Web Scraping and Data Analysis of Concert Ticket Resales
The skills the author demoed here can be learned through taking Data Science with Machine Learning bootcamp with NYC Data Science Academy.
Data shows the resale of concert tickets on secondary market exchanges (an estimated $8 billion market) such as SeatGeek and StubHub is a problem for artists. Third-party brokers earn a profit from artists' live shows and in turn make tickets less affordable for real fans.
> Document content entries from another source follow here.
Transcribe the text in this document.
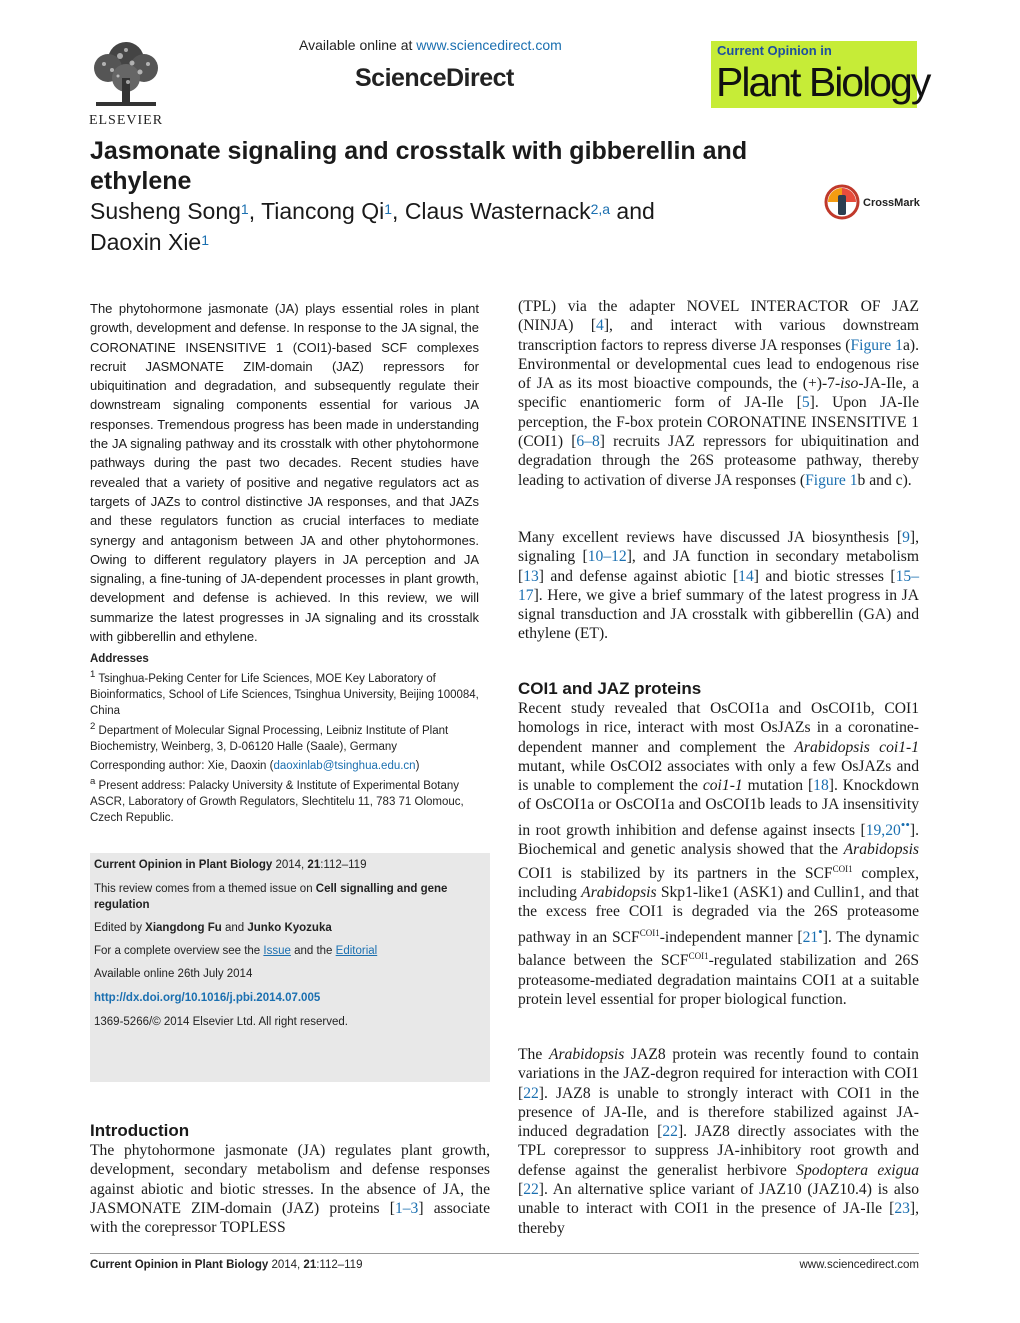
Available online at www.sciencedirect.com
ScienceDirect
ELSEVIER
Current Opinion in
Plant Biology
Jasmonate signaling and crosstalk with gibberellin and ethylene
Susheng Song$^1$, Tiancong Qi$^1$, Claus Wasternack$^{2,a}$ and
Daoxin Xie$^1$
CrossMark
The phytohormone jasmonate (JA) plays essential roles in plant growth, development and defense. In response to the JA signal, the CORONATINE INSENSITIVE 1 (COI1)-based SCF complexes recruit JASMONATE ZIM-domain (JAZ) repressors for ubiquitination and degradation, and subsequently regulate their downstream signaling components essential for various JA responses. Tremendous progress has been made in understanding the JA signaling pathway and its crosstalk with other phytohormone pathways during the past two decades. Recent studies have revealed that a variety of positive and negative regulators act as targets of JAZs to control distinctive JA responses, and that JAZs and these regulators function as crucial interfaces to mediate synergy and antagonism between JA and other phytohormones. Owing to different regulatory players in JA perception and JA signaling, a fine-tuning of JA-dependent processes in plant growth, development and defense is achieved. In this review, we will summarize the latest progresses in JA signaling and its crosstalk with gibberellin and ethylene.
Addresses
$^1$ Tsinghua-Peking Center for Life Sciences, MOE Key Laboratory of Bioinformatics, School of Life Sciences, Tsinghua University, Beijing 100084, China
$^2$ Department of Molecular Signal Processing, Leibniz Institute of Plant Biochemistry, Weinberg, 3, D-06120 Halle (Saale), Germany
Corresponding author: Xie, Daoxin (daoxinlab@tsinghua.edu.cn)
$^a$ Present address: Palacky University & Institute of Experimental Botany ASCR, Laboratory of Growth Regulators, Slechtitelu 11, 783 71 Olomouc, Czech Republic.
Current Opinion in Plant Biology 2014, 21:112–119
This review comes from a themed issue on Cell signalling and gene regulation
Edited by Xiangdong Fu and Junko Kyozuka
For a complete overview see the Issue and the Editorial
Available online 26th July 2014
http://dx.doi.org/10.1016/j.pbi.2014.07.005
1369-5266/© 2014 Elsevier Ltd. All right reserved.
Introduction
The phytohormone jasmonate (JA) regulates plant growth, development, secondary metabolism and defense responses against abiotic and biotic stresses. In the absence of JA, the JASMONATE ZIM-domain (JAZ) proteins [1–3] associate with the corepressor TOPLESS
(TPL) via the adapter NOVEL INTERACTOR OF JAZ (NINJA) [4], and interact with various downstream transcription factors to repress diverse JA responses (Figure 1a). Environmental or developmental cues lead to endogenous rise of JA as its most bioactive compounds, the (+)-7-iso-JA-Ile, a specific enantiomeric form of JA-Ile [5]. Upon JA-Ile perception, the F-box protein CORONATINE INSENSITIVE 1 (COI1) [6–8] recruits JAZ repressors for ubiquitination and degradation through the 26S proteasome pathway, thereby leading to activation of diverse JA responses (Figure 1b and c).
Many excellent reviews have discussed JA biosynthesis [9], signaling [10–12], and JA function in secondary metabolism [13] and defense against abiotic [14] and biotic stresses [15–17]. Here, we give a brief summary of the latest progress in JA signal transduction and JA crosstalk with gibberellin (GA) and ethylene (ET).
COI1 and JAZ proteins
Recent study revealed that OsCOI1a and OsCOI1b, COI1 homologs in rice, interact with most OsJAZs in a coronatine-dependent manner and complement the Arabidopsis coi1-1 mutant, while OsCOI2 associates with only a few OsJAZs and is unable to complement the coi1-1 mutation [18]. Knockdown of OsCOI1a or OsCOI1a and OsCOI1b leads to JA insensitivity in root growth inhibition and defense against insects [19,20••]. Biochemical and genetic analysis showed that the Arabidopsis COI1 is stabilized by its partners in the $SCF^{COI1}$ complex, including Arabidopsis Skp1-like1 (ASK1) and Cullin1, and that the excess free COI1 is degraded via the 26S proteasome pathway in an $SCF^{COI1}$-independent manner [21•]. The dynamic balance between the $SCF^{COI1}$-regulated stabilization and 26S proteasome-mediated degradation maintains COI1 at a suitable protein level essential for proper biological function.
The Arabidopsis JAZ8 protein was recently found to contain variations in the JAZ-degron required for interaction with COI1 [22]. JAZ8 is unable to strongly interact with COI1 in the presence of JA-Ile, and is therefore stabilized against JA-induced degradation [22]. JAZ8 directly associates with the TPL corepressor to suppress JA-inhibitory root growth and defense against the generalist herbivore Spodoptera exigua [22]. An alternative splice variant of JAZ10 (JAZ10.4) is also unable to interact with COI1 in the presence of JA-Ile [23], thereby
Current Opinion in Plant Biology 2014, 21:112–119	www.sciencedirect.com
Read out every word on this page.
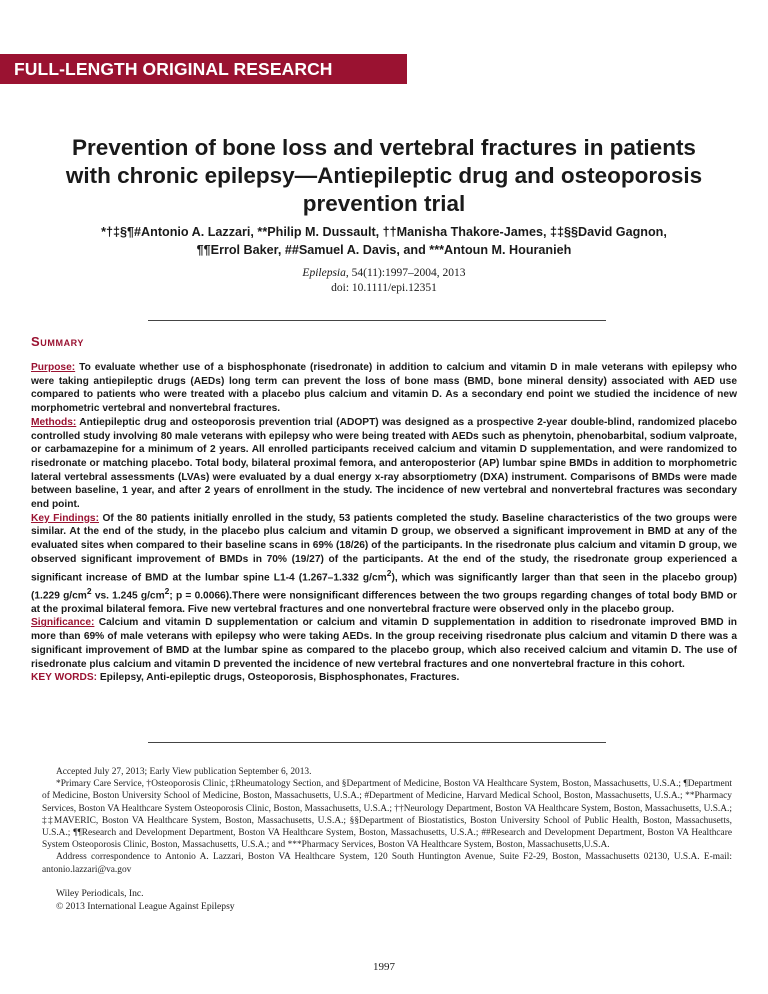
FULL-LENGTH ORIGINAL RESEARCH
Prevention of bone loss and vertebral fractures in patients
with chronic epilepsy—Antiepileptic drug and osteoporosis
prevention trial
*†‡§¶#Antonio A. Lazzari, **Philip M. Dussault, ††Manisha Thakore-James, ‡‡§§David Gagnon,
¶¶Errol Baker, ##Samuel A. Davis, and ***Antoun M. Houranieh
Epilepsia, 54(11):1997–2004, 2013
doi: 10.1111/epi.12351
Summary

Purpose: To evaluate whether use of a bisphosphonate (risedronate) in addition to calcium and vitamin D in male veterans with epilepsy who were taking antiepileptic drugs (AEDs) long term can prevent the loss of bone mass (BMD, bone mineral density) associated with AED use compared to patients who were treated with a placebo plus calcium and vitamin D. As a secondary end point we studied the incidence of new morphometric vertebral and nonvertebral fractures.

Methods: Antiepileptic drug and osteoporosis prevention trial (ADOPT) was designed as a prospective 2-year double-blind, randomized placebo controlled study involving 80 male veterans with epilepsy who were being treated with AEDs such as phenytoin, phenobarbital, sodium valproate, or carbamazepine for a minimum of 2 years. All enrolled participants received calcium and vitamin D supplementation, and were randomized to risedronate or matching placebo. Total body, bilateral proximal femora, and anteroposterior (AP) lumbar spine BMDs in addition to morphometric lateral vertebral assessments (LVAs) were evaluated by a dual energy x-ray absorptiometry (DXA) instrument. Comparisons of BMDs were made between baseline, 1 year, and after 2 years of enrollment in the study. The incidence of new vertebral and nonvertebral fractures was secondary end point.

Key Findings: Of the 80 patients initially enrolled in the study, 53 patients completed the study. Baseline characteristics of the two groups were similar. At the end of the study, in the placebo plus calcium and vitamin D group, we observed a significant improvement in BMD at any of the evaluated sites when compared to their baseline scans in 69% (18/26) of the participants. In the risedronate plus calcium and vitamin D group, we observed significant improvement of BMDs in 70% (19/27) of the participants. At the end of the study, the risedronate group experienced a significant increase of BMD at the lumbar spine L1-4 (1.267–1.332 $g/cm^2$), which was significantly larger than that seen in the placebo group) (1.229 $g/cm^2$ vs. 1.245 $g/cm^2$; p = 0.0066).There were nonsignificant differences between the two groups regarding changes of total body BMD or at the proximal bilateral femora. Five new vertebral fractures and one nonvertebral fracture were observed only in the placebo group.

Significance: Calcium and vitamin D supplementation or calcium and vitamin D supplementation in addition to risedronate improved BMD in more than 69% of male veterans with epilepsy who were taking AEDs. In the group receiving risedronate plus calcium and vitamin D there was a significant improvement of BMD at the lumbar spine as compared to the placebo group, which also received calcium and vitamin D. The use of risedronate plus calcium and vitamin D prevented the incidence of new vertebral fractures and one nonvertebral fracture in this cohort.

KEY WORDS: Epilepsy, Anti-epileptic drugs, Osteoporosis, Bisphosphonates, Fractures.

Accepted July 27, 2013; Early View publication September 6, 2013.

*Primary Care Service, †Osteoporosis Clinic, ‡Rheumatology Section, and §Department of Medicine, Boston VA Healthcare System, Boston, Massachusetts, U.S.A.; ¶Department of Medicine, Boston University School of Medicine, Boston, Massachusetts, U.S.A.; #Department of Medicine, Harvard Medical School, Boston, Massachusetts, U.S.A.; **Pharmacy Services, Boston VA Healthcare System Osteoporosis Clinic, Boston, Massachusetts, U.S.A.; ††Neurology Department, Boston VA Healthcare System, Boston, Massachusetts, U.S.A.; ‡‡MAVERIC, Boston VA Healthcare System, Boston, Massachusetts, U.S.A.; §§Department of Biostatistics, Boston University School of Public Health, Boston, Massachusetts, U.S.A.; ¶¶Research and Development Department, Boston VA Healthcare System, Boston, Massachusetts, U.S.A.; ##Research and Development Department, Boston VA Healthcare System Osteoporosis Clinic, Boston, Massachusetts, U.S.A.; and ***Pharmacy Services, Boston VA Healthcare System, Boston, Massachusetts,U.S.A.

Address correspondence to Antonio A. Lazzari, Boston VA Healthcare System, 120 South Huntington Avenue, Suite F2-29, Boston, Massachusetts 02130, U.S.A. E-mail: antonio.lazzari@va.gov

Wiley Periodicals, Inc.
© 2013 International League Against Epilepsy
1997
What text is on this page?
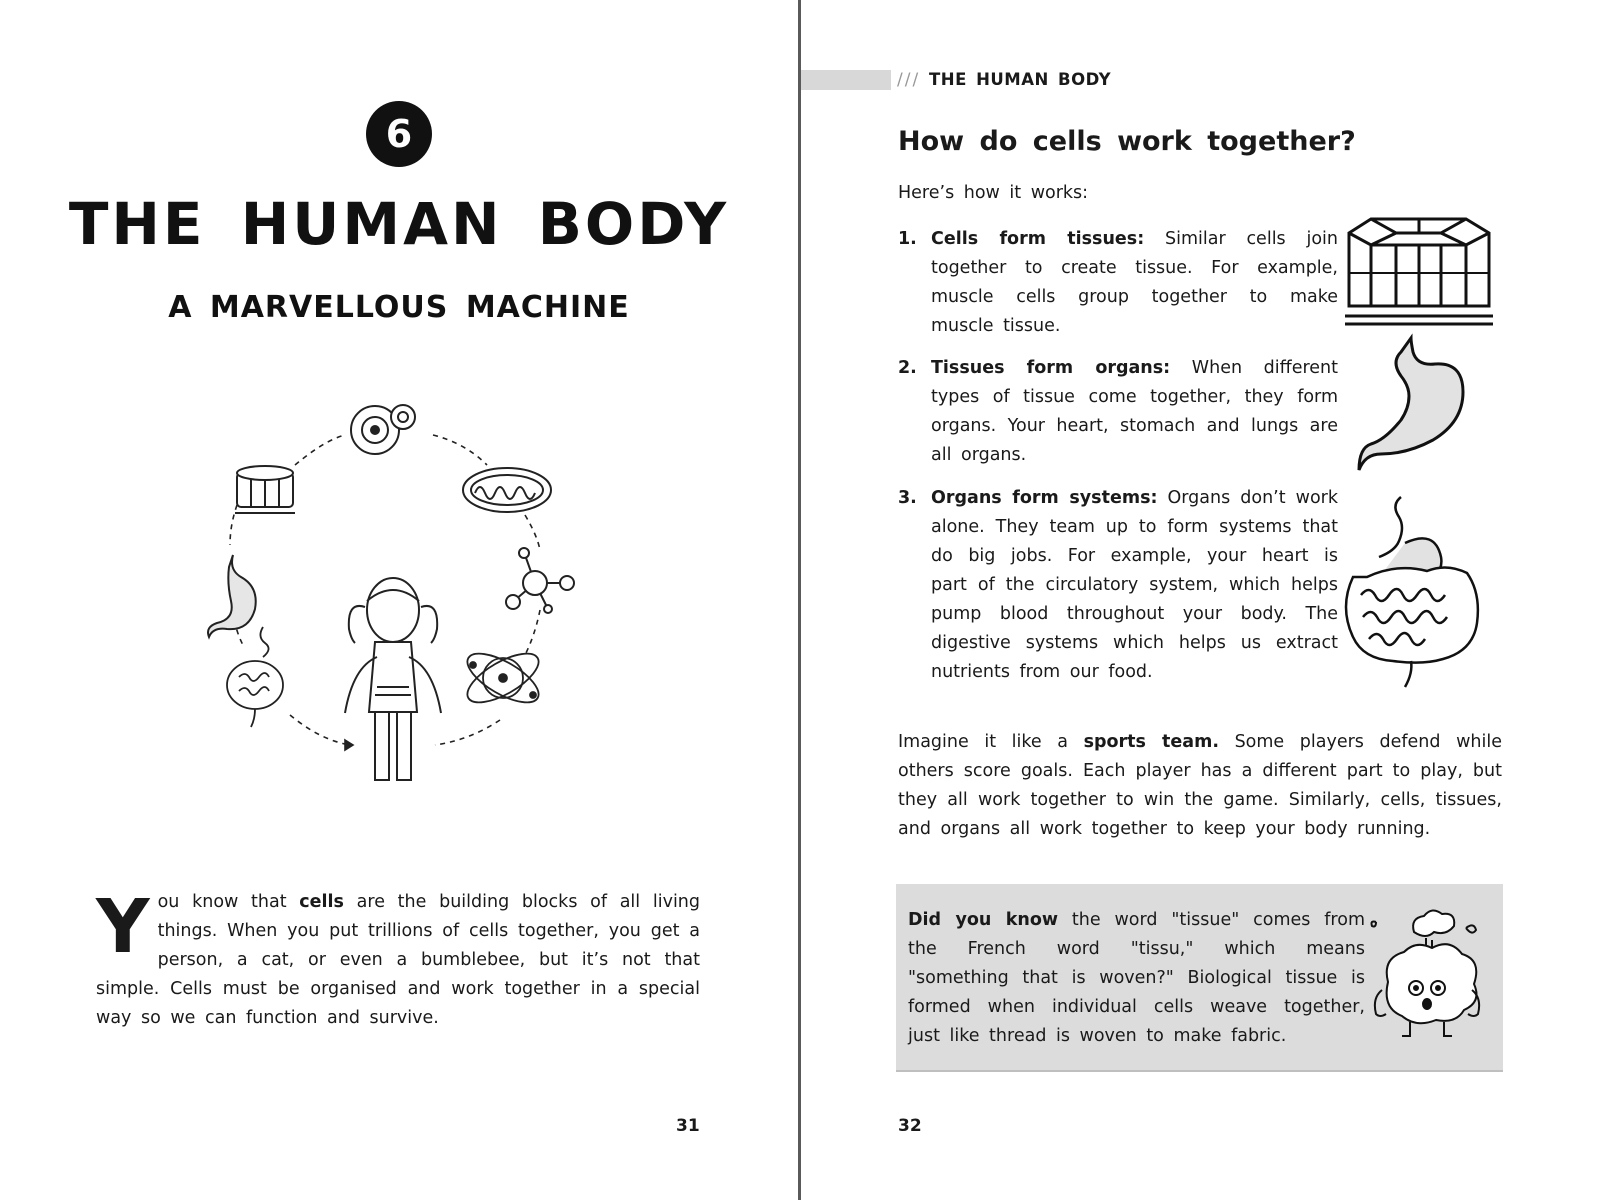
6
THE HUMAN BODY
A MARVELLOUS MACHINE
You know that cells are the building blocks of all living things. When you put trillions of cells together, you get a person, a cat, or even a bumblebee, but it’s not that simple. Cells must be organised and work together in a special way so we can function and survive.
31
/// THE HUMAN BODY
How do cells work together?
Here’s how it works:
1. Cells form tissues: Similar cells join together to create tissue. For example, muscle cells group together to make muscle tissue.
2. Tissues form organs: When different types of tissue come together, they form organs. Your heart, stomach and lungs are all organs.
3. Organs form systems: Organs don’t work alone. They team up to form systems that do big jobs. For example, your heart is part of the circulatory system, which helps pump blood throughout your body. The digestive systems which helps us extract nutrients from our food.
Imagine it like a sports team. Some players defend while others score goals. Each player has a different part to play, but they all work together to win the game. Similarly, cells, tissues, and organs all work together to keep your body running.
Did you know the word "tissue" comes from the French word "tissu," which means "something that is woven?" Biological tissue is formed when individual cells weave together, just like thread is woven to make fabric.
32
The problem is exacerbated by bots, which quickly buy up tickets to popular shows for the purpose of resale.
Artists fight reselling in various ways, for example, Bruce Springsteen has used TicketMaster's Verified Fan program (which uses an algorithm to predict whether a potential buyer is a real fan), Eric Church had his team sift through sold tickets to identify scalpers and returned 25,000 on a 2017 tour, and Taylor Swift has been raising her tickets prices, squeezing reseller margins and generating more profit, but resulting in fewer sold out shows. Raising prices is not always a solution as artists have many reasons to underprice tickets, such as maximizing merchandise sales, the prestige of selling out a show and maintaining goodwill with fans.
The purpose of this project was to analyze primary and secondary market concert ticket data in order to better equip artists to make decisions on ticket pricing, concert promotion, venue selection and the number of shows to play in a city.
Using Scrapy, I captured concert data from the website of Bowery Presents, a concert promotion and venue management organization, for use as primary market data (240 observations over 6-7 months). I then scraped SeatGeek, an event ticket marketplace and aggregator, to capture resale prices for these shows (17 venues across 11 cities). Captured data included artist and opener names, city, venue, date, ticket price, and whether or not a show was sold out. I then took each of these artists and used Spotify API to get metrics on popularity, followers and genre.
To review my dataset and code: Github
After cleaning my data and eliminating outlier concerts and venues, I began exploratory data analysis. Below I will discuss a few key findings.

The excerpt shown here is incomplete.